Why the scramble to own the metaverse is a wake-up call for the ad industry
Wayne Deakin, executive creative director, EMEA, Huge, is all too aware how often the word ‘metaverse’ is being used by those in the know. He thinks advertisers should be careful before calling it a fad.
Fortnite, the game that helped put the metaverse on the map
You might think the news that online gaming platform Roblox has acquired the chat platform Guilded is a niche tech story, which doesn’t impact on your life either managing brands or creating campaigns to help them grow.
But I think the reason behind the deal is really interesting. Guilded is the platform that allows users to chat to other community members, something which the majority of Roblox users do. And now Roblox owns the means of communication in its metaverse, meaning the end-to-end experience is closer to becoming unified.
Even more interesting is looking at this strategy in the context of the trend for other companies – most notably Facebook beta testing its VR office platform Horizon Workrooms – shifting focus away from being about social and on to the business of the metaverse.
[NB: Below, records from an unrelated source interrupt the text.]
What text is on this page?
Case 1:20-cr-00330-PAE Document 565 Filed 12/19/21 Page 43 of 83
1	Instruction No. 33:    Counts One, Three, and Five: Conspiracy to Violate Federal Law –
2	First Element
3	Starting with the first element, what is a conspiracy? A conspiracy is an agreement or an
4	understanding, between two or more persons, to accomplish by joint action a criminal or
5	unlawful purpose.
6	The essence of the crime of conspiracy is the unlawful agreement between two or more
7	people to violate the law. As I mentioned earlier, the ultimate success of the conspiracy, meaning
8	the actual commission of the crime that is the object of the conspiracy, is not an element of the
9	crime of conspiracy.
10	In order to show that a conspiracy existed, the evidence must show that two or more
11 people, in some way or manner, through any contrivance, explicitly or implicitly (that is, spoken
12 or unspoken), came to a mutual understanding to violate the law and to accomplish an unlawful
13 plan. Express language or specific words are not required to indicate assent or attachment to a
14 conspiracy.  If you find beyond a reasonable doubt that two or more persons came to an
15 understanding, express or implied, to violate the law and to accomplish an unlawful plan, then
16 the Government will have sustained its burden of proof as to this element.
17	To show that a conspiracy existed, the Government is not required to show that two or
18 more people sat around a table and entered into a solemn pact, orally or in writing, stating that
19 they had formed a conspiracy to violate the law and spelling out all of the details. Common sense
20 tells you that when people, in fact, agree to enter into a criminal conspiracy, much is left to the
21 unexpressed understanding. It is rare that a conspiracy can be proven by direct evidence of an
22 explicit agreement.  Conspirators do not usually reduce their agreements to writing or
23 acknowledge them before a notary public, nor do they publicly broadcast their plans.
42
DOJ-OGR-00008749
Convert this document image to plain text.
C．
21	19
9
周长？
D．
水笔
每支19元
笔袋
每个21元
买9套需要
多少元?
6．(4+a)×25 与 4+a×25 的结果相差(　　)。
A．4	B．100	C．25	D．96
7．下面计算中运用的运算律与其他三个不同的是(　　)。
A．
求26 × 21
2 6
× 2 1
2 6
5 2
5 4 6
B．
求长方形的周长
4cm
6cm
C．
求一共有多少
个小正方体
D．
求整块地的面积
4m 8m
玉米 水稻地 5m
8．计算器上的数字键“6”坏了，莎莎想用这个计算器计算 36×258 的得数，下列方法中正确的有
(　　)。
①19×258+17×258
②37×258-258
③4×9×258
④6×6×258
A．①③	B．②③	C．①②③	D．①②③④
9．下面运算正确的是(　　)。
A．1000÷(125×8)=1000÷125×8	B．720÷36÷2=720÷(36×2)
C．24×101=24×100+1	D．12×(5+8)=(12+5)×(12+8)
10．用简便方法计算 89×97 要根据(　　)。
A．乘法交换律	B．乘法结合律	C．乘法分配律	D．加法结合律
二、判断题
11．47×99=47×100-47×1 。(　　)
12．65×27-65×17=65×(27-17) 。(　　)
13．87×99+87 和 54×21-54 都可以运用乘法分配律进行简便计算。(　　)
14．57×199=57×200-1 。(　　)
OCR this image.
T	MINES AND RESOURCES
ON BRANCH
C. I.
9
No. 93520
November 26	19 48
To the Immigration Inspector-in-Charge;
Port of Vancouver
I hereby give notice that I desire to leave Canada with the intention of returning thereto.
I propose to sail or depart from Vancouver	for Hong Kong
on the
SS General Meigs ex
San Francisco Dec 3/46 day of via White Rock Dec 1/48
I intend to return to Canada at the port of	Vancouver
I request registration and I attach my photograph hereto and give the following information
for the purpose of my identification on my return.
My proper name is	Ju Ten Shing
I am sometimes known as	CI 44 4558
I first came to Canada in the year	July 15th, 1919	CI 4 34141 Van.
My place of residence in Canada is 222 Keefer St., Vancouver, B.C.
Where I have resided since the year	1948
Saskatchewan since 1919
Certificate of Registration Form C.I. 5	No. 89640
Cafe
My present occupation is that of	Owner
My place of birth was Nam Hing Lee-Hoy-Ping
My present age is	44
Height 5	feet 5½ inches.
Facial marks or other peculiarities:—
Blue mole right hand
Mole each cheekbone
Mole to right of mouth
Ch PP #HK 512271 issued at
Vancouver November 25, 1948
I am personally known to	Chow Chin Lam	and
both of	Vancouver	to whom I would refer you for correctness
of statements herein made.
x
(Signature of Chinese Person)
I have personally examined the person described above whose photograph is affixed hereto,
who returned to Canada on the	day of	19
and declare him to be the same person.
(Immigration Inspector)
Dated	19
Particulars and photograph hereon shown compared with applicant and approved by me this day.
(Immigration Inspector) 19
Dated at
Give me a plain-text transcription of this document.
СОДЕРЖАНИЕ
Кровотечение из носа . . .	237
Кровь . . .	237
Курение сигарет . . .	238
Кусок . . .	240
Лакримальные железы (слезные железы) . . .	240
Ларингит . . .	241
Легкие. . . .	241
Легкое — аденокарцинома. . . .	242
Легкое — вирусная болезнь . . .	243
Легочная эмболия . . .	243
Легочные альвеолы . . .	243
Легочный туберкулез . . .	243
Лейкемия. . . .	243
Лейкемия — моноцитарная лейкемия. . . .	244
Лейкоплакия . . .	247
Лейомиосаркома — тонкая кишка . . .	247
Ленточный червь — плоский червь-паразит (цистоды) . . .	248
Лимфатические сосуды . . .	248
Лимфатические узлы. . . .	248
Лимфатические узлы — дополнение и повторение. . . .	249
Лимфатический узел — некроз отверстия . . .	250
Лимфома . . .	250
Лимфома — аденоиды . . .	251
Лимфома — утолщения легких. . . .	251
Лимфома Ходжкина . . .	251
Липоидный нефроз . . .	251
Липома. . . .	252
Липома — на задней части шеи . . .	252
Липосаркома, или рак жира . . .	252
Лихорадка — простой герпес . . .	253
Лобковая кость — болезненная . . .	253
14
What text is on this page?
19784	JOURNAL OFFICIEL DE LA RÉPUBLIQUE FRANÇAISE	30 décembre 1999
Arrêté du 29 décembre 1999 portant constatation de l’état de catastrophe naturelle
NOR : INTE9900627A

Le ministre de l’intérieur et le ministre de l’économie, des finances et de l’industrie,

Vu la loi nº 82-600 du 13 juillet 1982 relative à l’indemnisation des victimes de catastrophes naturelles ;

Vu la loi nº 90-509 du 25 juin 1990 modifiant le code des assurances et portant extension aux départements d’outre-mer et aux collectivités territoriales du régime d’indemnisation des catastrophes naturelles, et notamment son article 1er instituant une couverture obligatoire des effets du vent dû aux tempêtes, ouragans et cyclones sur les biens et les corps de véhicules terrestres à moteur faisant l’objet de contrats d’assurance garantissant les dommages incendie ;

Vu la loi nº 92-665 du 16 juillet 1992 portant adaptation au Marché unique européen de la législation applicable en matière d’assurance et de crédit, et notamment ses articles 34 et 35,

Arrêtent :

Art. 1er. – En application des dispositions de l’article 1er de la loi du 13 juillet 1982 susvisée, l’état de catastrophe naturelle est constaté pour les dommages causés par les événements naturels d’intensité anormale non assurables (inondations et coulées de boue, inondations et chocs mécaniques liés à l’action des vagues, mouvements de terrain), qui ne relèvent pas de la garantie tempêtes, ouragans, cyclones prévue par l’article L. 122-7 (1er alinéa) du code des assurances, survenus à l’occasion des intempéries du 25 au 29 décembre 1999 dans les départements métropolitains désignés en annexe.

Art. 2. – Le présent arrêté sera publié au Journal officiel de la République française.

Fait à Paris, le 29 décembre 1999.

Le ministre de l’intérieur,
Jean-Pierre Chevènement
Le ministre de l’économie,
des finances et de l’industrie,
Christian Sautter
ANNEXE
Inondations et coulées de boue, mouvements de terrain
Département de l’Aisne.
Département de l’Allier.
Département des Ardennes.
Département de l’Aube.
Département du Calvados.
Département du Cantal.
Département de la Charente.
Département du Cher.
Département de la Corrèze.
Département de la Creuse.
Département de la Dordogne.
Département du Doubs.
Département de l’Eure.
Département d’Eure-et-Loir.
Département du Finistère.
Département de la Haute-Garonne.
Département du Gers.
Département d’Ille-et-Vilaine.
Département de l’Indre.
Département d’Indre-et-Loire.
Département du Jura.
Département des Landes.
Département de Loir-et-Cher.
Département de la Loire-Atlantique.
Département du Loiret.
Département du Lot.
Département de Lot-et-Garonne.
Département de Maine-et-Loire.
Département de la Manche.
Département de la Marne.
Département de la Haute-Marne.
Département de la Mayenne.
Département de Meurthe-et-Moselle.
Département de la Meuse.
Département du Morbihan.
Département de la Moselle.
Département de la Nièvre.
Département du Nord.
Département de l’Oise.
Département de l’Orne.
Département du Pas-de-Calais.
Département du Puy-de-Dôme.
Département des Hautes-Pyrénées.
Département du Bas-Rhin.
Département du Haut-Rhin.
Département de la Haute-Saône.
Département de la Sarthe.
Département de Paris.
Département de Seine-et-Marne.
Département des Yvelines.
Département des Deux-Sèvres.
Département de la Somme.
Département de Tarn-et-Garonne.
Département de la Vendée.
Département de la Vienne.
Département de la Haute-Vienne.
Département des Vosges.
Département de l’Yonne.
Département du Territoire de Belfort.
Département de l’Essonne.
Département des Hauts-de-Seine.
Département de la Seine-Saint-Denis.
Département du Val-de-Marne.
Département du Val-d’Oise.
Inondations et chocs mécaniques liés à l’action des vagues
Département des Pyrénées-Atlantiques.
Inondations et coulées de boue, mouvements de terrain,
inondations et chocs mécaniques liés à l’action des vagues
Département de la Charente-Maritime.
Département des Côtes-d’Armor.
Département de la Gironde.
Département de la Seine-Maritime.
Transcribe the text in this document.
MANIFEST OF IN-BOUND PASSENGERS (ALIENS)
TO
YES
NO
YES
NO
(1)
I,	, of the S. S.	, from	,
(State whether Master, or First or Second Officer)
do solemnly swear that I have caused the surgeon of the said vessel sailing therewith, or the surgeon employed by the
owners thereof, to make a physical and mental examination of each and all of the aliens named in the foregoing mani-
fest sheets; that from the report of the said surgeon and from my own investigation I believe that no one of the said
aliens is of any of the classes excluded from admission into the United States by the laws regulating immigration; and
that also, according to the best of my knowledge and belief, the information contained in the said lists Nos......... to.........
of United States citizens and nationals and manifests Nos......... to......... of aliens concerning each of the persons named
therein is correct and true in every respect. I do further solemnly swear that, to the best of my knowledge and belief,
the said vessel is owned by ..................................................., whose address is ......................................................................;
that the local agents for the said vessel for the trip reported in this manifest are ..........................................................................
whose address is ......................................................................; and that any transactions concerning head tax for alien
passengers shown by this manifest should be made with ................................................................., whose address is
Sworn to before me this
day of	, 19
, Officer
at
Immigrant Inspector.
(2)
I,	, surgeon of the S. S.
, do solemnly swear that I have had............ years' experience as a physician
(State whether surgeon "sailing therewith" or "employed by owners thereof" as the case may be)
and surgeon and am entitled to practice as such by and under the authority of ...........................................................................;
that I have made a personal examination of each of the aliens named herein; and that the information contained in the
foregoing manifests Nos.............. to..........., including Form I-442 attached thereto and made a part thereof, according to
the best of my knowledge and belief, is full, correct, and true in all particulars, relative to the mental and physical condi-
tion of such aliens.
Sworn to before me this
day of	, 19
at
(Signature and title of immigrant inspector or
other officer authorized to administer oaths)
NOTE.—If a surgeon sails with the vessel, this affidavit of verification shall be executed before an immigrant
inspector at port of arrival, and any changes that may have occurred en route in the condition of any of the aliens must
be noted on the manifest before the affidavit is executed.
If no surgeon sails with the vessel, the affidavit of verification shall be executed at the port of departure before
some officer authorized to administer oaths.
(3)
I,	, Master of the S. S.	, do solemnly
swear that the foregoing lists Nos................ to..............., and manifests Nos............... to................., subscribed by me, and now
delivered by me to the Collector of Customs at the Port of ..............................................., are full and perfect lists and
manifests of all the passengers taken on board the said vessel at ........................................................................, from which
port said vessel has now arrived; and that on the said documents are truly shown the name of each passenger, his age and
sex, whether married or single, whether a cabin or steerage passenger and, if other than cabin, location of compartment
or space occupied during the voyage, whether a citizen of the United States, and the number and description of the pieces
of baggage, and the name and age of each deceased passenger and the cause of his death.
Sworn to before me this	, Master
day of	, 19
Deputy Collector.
There’s clearly a lot more going on here than tech investments.
I think there’s a strong argument to see it as a warning shot for brands beyond the digital space to wake up and start fighting for more ownership themselves.
Setting aside the notion of metaverse for a minute, the guiding principle is that it makes sense for a brand to own the end-to-end experience. And this is something that anyone in the product industry can relate to as much as those in the digital space, as is reflected in the rise of direct-to-consumer (DTC) thinking among brands.
While DTC selling isn’t new, its revival in the 2010s was driven by challenger brands who needed to make small marketing budgets work very hard, meaning they focused on reaching consumers comfortable with making even big-ticket purchases without seeing the products in person first.
Of course, established brands quickly realized how many advantages there are to owning if not the entire end-to-end sales process, then at least a whole lot more of it than when middlemen retailers ruled consumer spending. Now sectors from FMCG to publishing to automotive are adopting DTC – but then questioning exactly how much of the end-to-end experience they should own.
The argument has always been that the best strategy is to do the thing you’re an expert at and to outsource the rest. Of course, that means relinquishing control of the experience to a third party and all the issues that come with any supplier relationship.
The idea that it’s an either/or situation, however, is false. Acquiring and integrating parts of the end-to-end experience you don’t own is an option of course, as with Roblox and Guilded. And then there’s the strategy of building your own tech and infrastructure. That’s something I’ve experienced firsthand numerous times. Starbucks is one example, working on its virtual proposition as part of a mass investment in digital innovation.
The result was something that disrupted the market in the short term, but more importantly now accounts for a significant proportion of sales. And, if we go back to the issue of the metaverse, it created a customer experience that transcends the space between the virtual and real world.
I’ve also seen it when Warner Bros and the Blair Partnership commissioned Huge to create a DTC Harry Potter experience, which resulted in Wizarding World. The app is packed with interactive features and content to trigger fans’ involvement and give the brand ownership of the direct relationship with them.
In the digital space, from search to gaming, the value of owning the end-to-end experience has been understood for a while. Now it’s time for those in the product space to get the tools to make it happen too, and for creative agencies to facilitate this. To me, it’s not such a huge leap in thinking – it’s more a case of a product mentality and a brand mentality coming together.
Obviously, I’m just some creative working in an agency and you’re forgiven if you take my perspective with a grain of salt. So I’ll finish off by making one last point, which is that at all the nerdy developer conferences I’ve attended over the past couple of years it’s impossible not to notice that they’re always full of people from VC funds and the private equity industry. They’re there because they recognize the financial value that is coming from this trend – surely that makes it worth your consideration, at the very least.